# Sticky  Taking Your Birds Outdoors



## Passenger

*Taking Your Birds Outdoors

Many people think that if their budgie is clipped, they can be taken outdoors without being inside a cage. This is simply not the case. There are many other dangers and problems that can arise from doing so. In this article, I'll be explaining both what to do and not what to do when preparing to take your budgie outdoors.*

*DO make sure all doors are closed and secure.*​
*First, check that any doors on the cage are closed. While this may seem obvious, it would be tragic if you lost your budgie simply because you forgot to close a door on the cage. The next thing you need to do is clip the doors shut for added safety. A clothespin or binder clip works well for this. Lastly, re-check all doors to make sure you didn't miss one.*​
​
*DON'T take your budgies outside without a cage, even if they have clipped wings.*​
*Even if a budgie has clipped wings, it is not safe outdoors without a properly secured cage. A predator could easily grab your budgie and take off with it. Not only would your budgie have a very hard time getting away, you most likely will not be able to get to your budgie back unharmed. This is just one of the many bad things that could happen if you let your budgie play freely outdoors.*​
​
*DO provide your budgie with fresh food and water while they are outdoors.*​
*Your budgie may get hungry or thirsty while being outside, especially if it is hot and your budgie needs a cool drink. You definitely wouldn't want to deprive your budgie of its basic needs. If it is pretty warm outside, you can also lightly mist your budgie to keep them nice and cool. *​
​
*DON'T take your budgie outdoors in bad weather.*​
*This may seem like an obvious one, but it's also a very important one. Make sure the temperature is around 70 degrees Fahrenheit before taking them outdoors. Be sure to check for any wind as well. Not only can a draft from the wind make a budgie sick, it can also tip over the cage and harm them. If it's really hot outside, consider putting your budgie's cage in a shady area.*​
​
*DO watch for signs of overheating.*​
*A budgie that is overheated will show obvious signs of being too hot. It will hold out it's wings away from it's body and may even begin to pant. If this occurs, lightly mist your budgie and take them indoors immediately.

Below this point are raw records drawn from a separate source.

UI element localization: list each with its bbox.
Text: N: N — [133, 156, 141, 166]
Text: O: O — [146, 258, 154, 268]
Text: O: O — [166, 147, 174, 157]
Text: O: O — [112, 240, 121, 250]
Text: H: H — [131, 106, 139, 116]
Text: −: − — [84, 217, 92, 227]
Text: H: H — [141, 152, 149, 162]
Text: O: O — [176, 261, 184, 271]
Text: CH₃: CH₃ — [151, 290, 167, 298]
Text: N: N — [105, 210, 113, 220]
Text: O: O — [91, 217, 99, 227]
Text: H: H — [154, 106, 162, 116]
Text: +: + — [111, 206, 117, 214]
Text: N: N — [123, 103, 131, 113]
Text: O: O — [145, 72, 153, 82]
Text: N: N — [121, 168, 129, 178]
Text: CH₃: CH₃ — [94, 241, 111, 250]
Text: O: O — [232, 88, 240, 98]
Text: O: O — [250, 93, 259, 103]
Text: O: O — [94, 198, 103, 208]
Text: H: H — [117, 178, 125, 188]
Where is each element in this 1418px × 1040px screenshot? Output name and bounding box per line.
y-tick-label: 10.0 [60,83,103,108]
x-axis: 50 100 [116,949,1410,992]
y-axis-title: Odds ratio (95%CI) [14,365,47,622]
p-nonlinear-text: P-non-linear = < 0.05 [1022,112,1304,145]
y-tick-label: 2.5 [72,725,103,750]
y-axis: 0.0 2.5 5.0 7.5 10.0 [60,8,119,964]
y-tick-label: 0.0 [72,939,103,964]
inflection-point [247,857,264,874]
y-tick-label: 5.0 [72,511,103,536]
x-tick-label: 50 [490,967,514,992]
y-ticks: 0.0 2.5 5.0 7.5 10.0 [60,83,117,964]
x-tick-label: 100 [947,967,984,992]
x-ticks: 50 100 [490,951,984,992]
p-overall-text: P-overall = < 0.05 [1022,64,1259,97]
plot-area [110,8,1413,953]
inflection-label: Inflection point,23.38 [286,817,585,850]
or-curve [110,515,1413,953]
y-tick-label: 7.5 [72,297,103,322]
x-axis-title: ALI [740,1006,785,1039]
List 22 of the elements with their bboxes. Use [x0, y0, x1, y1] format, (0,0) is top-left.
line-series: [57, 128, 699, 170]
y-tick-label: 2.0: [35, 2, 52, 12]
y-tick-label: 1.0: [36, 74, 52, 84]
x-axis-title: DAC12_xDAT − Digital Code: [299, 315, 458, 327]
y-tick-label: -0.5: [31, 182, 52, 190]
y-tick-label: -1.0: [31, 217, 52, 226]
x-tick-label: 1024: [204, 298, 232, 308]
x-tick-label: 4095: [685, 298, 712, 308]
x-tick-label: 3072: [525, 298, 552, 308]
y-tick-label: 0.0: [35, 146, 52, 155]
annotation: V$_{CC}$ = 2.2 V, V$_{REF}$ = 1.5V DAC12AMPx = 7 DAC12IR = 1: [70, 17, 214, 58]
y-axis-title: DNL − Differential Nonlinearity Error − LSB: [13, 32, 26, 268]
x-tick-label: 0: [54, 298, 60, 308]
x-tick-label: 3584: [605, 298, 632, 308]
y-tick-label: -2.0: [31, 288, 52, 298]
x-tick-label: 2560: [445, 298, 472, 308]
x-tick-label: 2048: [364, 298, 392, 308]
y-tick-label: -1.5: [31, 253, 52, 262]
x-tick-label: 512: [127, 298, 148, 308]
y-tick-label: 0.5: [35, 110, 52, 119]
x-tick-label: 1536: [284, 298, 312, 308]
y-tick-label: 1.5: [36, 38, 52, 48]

Keep a close eye on your budgie afterwards to be sure its alright. *​
​
*DON'T leave your budgie outdoors for too long.*​
*You can judge the amount of time your budgie should be outdoors based on the temperature and weather, but on average, don't keep your budgie outside for more than an hour or two.*​
​
*DO make sure your cage is a secure location.*​
*Make sure your cage is a location where a predator cannot reach them. Be sure not to place the cage in an area where it may accidentally be knocked over.*​
​
*DON'T leave your budgie alone outdoors.*​
*Do not leave your budgie outside while you go back inside. Even if it's only for a short time, a predator can easily attack your budgie through the cage bars. Make sure to be outdoors with your budgie the whole time they are out there to prevent any problems. It's better to be safe than sorry.*​
*I hope by reading this article you are reminded that while taking your budgie outdoors can be a very fun experience, precautions need to be taken before doing so, otherwise it may lead to disaster.*


----------